Tiba-tiba dia sudah berjalan agak jauh dari pintu Gedung Merah Putih KPK.
Seketika Tribunnews.com berusaha mengejar Eka yang sudah berada di halaman gedung dwi warna tersebut.
Dicecar sejumlah pertanyaan, Eka memilih bungkam.
Dia terus berjalan ke arah Hotel Royal Kuningan yang berada tepat di sisi kanan gedung Merah Putih.

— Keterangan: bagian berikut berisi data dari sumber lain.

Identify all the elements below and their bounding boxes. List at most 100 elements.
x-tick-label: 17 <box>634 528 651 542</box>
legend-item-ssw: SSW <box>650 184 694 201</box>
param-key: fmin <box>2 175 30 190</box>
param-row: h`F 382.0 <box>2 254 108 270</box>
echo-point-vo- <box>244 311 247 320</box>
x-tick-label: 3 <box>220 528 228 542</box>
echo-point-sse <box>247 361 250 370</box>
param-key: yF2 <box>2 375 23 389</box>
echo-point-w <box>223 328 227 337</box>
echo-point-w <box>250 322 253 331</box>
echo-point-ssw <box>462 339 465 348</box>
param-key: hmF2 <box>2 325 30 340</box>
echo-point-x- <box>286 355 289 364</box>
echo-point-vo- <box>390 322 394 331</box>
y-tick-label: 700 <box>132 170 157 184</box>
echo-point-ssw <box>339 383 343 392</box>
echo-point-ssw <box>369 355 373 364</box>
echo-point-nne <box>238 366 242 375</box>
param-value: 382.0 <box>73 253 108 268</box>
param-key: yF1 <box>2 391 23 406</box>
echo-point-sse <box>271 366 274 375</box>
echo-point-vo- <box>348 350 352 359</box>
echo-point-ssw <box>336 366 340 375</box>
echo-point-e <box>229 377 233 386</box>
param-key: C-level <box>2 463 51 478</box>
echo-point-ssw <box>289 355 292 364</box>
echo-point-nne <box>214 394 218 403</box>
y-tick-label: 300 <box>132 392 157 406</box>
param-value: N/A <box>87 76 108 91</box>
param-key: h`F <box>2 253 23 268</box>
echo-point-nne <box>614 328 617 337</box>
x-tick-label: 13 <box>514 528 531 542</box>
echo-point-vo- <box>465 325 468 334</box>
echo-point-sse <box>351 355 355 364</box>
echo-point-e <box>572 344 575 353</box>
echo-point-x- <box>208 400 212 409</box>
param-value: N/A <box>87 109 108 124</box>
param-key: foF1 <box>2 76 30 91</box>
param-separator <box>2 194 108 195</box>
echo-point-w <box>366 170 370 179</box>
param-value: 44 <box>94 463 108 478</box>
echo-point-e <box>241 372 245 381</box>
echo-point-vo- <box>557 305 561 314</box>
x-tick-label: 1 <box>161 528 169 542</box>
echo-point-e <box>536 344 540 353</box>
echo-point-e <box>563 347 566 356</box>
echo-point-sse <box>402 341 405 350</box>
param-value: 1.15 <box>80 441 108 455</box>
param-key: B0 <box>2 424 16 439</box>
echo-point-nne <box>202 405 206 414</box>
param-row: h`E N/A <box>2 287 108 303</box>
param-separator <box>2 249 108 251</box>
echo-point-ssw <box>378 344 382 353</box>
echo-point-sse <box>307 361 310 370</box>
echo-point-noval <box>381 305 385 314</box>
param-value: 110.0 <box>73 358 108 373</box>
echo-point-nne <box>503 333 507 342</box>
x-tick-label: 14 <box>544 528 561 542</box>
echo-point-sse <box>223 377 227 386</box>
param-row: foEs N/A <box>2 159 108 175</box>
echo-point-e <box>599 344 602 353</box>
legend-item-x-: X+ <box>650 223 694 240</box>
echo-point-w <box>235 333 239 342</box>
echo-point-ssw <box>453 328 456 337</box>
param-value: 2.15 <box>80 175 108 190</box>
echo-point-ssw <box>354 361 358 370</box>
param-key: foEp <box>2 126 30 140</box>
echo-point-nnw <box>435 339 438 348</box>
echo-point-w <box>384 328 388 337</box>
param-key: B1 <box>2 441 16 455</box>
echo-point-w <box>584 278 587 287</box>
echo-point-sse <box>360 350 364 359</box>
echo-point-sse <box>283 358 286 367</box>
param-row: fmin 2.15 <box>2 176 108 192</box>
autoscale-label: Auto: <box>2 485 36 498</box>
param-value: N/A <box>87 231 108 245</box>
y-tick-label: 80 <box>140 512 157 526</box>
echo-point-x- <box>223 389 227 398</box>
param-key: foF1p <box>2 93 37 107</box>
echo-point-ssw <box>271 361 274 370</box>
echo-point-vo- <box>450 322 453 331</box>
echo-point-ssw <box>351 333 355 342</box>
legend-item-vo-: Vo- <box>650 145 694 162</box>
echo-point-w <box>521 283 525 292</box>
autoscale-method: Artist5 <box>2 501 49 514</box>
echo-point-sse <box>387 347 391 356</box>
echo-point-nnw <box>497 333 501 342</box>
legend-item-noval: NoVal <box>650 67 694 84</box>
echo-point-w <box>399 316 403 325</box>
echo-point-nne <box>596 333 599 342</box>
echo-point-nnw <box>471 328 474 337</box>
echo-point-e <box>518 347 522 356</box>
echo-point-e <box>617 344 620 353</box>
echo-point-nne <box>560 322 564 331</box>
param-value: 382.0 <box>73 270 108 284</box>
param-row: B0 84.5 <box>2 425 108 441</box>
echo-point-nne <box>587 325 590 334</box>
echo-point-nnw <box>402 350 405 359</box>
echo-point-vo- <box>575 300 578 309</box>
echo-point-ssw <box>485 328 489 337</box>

Seperti diketahui, nama Eka pada hari ini tidak masuk dalam jadwal pemeriksaan yang biasanya dikirimkan KPK kepada awak media.
Tim penyidik hanya mengagendakan pemeriksaan terhadap Kabag Perencanaan Strategis Bank BPD Bali I Dewa Ayu Rai Widyastuti.
Akan tetapi, Widyastuti yang dipanggil hari ini tidak datang.
Baca juga: Kasus Suap DID Tabanan, KPK Periksa Pejabat Bank BPD Bali
"Saksi yang dipanggil hari ini tidak datang," kata Plt juru bicara KPK Ali Fikri, Kamis (11/11/2021).
KPK dikabarkan telah menetapkan tiga orang tersangka dalam kasus dugaan suap pengurusan DID Kabupaten Tabanan, Bali Tahun 2018.
Mereka yang dikabarkan jadi tersangka yaitu mantan Bupati Tabanan, Ni Putu Eka Wiryastuti; dosen (ASN) di Fakultas Ekonomi dan Bisnis Universitas Udayana/Staf Khusus Bidang Pembangunan dan Ekonomi Pemkab Tabanan/Staf Khusus Bupati Tabanan periode 2016-2021, I Dewa Nyoman Wiratmaja; dan Rifa Surya selaku selaku Kepala Seksi Perencanaan Dana Alokasi Khusus Fisik II, Subdirektorat Dana Alokasi Khusus Fisik II dan Kepala Seksi Perencanaan Dana Alokasi Khusus nonfisik pada Kementerian Keuangan.
Kepastian ketiganya menjadi tersangka terungkap dalam sebuah surat dari KPK.